About half a day ago I noticed that all/most GNU/FSF sites were not reachable and thus reached out to a contact for any details. The FSF started issuing updates about 12 hours ago:
- There is an outage of most FSF run services. We are investigating.
- Most services are still down. Staff is researching what appear they may be hardware issues related to clustered SAN storage. We will update further once staff-members are onsite at the data-center.
- Staff is on-site and has begun replacing failed disc within the SAN.
- There is not an ETA for service restoration at this time. It may be as much as an hour or two before we have additional updates, but likely a bit sooner.
- Work on this issue continues. One disc array is booting now however disc errors remain to investigate.
- Sites, etc, where they may be coming up, may be up and down as we review and potentially replace other components.
- Work continues. Logs suggest either a bad disc or the controller; the (temporarily) restored machine will come down again shortly (along with the hosts that utilize storage that SAN host provides) to enable further (physical device) testing.

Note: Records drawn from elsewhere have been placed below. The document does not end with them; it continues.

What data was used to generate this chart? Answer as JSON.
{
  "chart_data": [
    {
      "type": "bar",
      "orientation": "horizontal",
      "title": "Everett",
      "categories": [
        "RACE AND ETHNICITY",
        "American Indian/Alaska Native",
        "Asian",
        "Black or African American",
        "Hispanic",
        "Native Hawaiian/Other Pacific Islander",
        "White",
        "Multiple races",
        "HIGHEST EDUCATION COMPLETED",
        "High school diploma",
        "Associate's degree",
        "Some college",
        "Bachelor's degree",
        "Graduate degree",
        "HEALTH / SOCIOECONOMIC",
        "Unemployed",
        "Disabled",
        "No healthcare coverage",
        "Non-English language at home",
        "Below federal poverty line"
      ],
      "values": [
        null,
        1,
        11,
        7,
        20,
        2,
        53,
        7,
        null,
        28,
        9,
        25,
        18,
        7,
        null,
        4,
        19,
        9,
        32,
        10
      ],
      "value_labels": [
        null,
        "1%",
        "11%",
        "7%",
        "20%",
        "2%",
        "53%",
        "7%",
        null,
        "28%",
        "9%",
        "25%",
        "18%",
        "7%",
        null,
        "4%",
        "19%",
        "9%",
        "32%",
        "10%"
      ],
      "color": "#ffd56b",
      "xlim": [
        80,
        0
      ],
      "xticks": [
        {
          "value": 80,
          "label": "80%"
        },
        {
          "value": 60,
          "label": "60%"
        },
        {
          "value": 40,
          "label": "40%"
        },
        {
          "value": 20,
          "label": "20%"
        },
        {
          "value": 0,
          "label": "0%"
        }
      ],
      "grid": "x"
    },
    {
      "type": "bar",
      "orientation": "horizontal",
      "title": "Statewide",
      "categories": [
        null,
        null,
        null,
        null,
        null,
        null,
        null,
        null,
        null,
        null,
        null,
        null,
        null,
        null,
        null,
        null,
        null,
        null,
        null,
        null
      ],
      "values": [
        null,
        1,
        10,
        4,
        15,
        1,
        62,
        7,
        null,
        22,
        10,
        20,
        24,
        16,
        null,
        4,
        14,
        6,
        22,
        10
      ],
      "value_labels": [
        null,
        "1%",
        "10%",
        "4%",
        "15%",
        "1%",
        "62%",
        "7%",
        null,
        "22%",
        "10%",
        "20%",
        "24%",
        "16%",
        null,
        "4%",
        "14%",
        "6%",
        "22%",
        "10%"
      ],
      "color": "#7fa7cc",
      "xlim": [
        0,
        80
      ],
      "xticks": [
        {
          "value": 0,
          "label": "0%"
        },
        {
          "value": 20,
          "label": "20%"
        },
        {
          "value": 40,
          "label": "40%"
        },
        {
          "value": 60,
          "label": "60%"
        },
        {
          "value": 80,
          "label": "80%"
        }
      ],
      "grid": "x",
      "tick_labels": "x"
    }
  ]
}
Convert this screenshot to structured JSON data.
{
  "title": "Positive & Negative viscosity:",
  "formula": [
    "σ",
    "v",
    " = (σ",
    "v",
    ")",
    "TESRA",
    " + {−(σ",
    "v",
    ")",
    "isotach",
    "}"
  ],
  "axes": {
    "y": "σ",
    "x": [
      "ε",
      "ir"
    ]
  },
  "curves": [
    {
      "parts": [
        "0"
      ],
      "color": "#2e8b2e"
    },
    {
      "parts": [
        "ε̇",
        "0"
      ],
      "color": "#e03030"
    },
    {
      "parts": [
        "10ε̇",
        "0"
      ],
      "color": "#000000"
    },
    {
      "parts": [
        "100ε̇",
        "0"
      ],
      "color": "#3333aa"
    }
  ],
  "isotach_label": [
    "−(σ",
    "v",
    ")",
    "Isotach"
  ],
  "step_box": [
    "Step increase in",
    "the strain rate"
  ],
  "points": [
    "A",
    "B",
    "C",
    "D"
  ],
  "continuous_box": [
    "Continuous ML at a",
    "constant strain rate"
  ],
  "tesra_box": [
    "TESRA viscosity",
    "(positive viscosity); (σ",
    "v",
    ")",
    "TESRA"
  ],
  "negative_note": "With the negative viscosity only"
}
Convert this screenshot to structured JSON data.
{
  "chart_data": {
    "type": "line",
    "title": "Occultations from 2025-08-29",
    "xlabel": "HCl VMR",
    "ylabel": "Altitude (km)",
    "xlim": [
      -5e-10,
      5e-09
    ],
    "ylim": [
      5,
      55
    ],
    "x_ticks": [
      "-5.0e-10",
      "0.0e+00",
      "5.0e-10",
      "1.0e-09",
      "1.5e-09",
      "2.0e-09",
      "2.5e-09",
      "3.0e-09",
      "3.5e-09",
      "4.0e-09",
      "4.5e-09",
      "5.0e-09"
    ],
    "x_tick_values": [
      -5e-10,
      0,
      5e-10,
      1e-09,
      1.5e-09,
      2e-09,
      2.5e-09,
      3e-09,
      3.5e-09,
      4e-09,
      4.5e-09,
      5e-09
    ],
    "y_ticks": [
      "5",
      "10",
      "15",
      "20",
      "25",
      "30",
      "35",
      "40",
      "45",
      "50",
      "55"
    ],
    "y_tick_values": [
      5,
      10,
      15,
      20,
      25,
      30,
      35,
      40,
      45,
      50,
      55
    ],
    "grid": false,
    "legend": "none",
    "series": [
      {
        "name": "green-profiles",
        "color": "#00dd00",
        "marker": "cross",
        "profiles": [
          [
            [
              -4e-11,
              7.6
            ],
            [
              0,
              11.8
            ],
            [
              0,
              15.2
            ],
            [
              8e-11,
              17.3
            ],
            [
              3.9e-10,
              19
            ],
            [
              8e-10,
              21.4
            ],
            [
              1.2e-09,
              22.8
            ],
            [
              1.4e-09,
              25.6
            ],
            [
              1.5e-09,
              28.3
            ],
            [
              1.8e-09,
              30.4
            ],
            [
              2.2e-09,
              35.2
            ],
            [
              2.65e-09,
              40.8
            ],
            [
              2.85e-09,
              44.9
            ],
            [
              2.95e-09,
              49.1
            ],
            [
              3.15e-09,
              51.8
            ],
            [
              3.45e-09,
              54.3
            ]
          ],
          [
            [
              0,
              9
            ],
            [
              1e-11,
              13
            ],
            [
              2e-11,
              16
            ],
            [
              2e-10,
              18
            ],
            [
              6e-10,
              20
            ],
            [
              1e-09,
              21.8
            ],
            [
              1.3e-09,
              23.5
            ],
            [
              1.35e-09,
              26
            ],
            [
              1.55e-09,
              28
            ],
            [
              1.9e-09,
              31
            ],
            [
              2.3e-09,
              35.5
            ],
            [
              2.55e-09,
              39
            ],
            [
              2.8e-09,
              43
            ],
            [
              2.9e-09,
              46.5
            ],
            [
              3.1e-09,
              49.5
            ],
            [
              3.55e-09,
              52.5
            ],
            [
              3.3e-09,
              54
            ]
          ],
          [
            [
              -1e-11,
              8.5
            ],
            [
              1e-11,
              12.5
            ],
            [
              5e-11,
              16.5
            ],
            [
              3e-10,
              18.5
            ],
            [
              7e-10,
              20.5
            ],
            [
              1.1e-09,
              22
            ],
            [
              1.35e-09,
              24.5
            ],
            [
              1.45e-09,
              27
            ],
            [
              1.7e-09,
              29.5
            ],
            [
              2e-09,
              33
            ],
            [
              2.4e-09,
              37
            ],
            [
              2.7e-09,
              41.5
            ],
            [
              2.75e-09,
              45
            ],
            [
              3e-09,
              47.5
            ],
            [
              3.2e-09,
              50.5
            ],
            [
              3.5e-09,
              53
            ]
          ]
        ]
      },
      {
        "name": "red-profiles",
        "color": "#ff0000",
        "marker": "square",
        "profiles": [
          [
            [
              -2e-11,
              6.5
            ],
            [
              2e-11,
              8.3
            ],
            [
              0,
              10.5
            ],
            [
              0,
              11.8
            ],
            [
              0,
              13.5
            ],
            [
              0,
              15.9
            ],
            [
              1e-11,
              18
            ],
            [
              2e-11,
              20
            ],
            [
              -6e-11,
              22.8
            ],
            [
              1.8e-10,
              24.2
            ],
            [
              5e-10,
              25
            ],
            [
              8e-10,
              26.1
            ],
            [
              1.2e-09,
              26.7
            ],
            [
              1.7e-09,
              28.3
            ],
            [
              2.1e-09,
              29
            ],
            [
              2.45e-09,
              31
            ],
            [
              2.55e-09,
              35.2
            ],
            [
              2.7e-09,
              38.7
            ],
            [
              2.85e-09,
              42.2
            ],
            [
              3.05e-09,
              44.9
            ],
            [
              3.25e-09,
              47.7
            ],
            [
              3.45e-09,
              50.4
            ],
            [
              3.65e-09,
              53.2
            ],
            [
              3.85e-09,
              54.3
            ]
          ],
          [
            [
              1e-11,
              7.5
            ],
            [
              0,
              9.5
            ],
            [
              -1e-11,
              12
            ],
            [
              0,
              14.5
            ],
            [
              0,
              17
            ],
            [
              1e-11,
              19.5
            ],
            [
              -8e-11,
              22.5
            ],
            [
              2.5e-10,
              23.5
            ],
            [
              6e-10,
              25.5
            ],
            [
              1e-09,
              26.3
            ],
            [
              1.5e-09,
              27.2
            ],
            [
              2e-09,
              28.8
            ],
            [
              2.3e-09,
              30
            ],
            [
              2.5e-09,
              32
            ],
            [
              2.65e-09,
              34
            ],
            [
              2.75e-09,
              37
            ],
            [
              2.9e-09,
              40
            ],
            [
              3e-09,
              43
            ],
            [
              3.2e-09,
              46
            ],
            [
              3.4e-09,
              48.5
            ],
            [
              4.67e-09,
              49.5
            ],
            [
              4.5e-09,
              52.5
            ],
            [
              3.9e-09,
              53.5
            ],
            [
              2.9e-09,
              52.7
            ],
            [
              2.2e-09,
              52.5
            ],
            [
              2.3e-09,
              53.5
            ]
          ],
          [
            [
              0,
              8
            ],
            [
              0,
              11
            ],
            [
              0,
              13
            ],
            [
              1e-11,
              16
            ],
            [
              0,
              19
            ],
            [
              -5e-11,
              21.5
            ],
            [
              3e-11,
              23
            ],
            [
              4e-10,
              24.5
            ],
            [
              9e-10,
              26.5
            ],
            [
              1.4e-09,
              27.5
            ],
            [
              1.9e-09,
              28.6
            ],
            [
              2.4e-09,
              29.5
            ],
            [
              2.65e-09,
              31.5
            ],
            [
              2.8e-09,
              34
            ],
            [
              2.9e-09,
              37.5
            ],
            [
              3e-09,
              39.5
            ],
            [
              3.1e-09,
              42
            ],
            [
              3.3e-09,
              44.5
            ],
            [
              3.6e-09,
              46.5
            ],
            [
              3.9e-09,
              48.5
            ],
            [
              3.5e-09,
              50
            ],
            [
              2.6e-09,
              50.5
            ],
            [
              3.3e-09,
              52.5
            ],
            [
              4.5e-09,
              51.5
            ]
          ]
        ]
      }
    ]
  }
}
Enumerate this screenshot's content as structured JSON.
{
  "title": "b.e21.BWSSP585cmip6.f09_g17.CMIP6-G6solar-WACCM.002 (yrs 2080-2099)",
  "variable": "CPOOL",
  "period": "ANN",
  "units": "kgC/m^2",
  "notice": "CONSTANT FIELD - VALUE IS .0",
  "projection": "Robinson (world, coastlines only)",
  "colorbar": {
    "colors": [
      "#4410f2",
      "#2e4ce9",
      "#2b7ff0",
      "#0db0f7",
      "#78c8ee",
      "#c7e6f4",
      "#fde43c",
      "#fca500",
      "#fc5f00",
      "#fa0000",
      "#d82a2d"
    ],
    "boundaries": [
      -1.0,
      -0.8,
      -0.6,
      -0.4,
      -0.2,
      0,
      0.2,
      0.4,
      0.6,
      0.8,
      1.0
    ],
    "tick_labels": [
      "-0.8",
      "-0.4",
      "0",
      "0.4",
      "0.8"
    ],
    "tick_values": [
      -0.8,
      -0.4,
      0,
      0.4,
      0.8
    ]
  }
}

- We can now estimate around 65-75 minutes for the in-fact restoration of services, where after things should begin to stabilize as hosts come up.
- The array is recovering. Multiple discs were involved however no restoration from backups has thus far been required.
Christopher Howard said, "I just want to express my appreciation for these detailed, timely outage updates over Mastodon. I always check here first for good info."
"It is not not always possible in these high-stress times. We try," the FSF said. "Thank you for commenting."
At the moment the GNU Web site/s and FSF site seem to be back online. █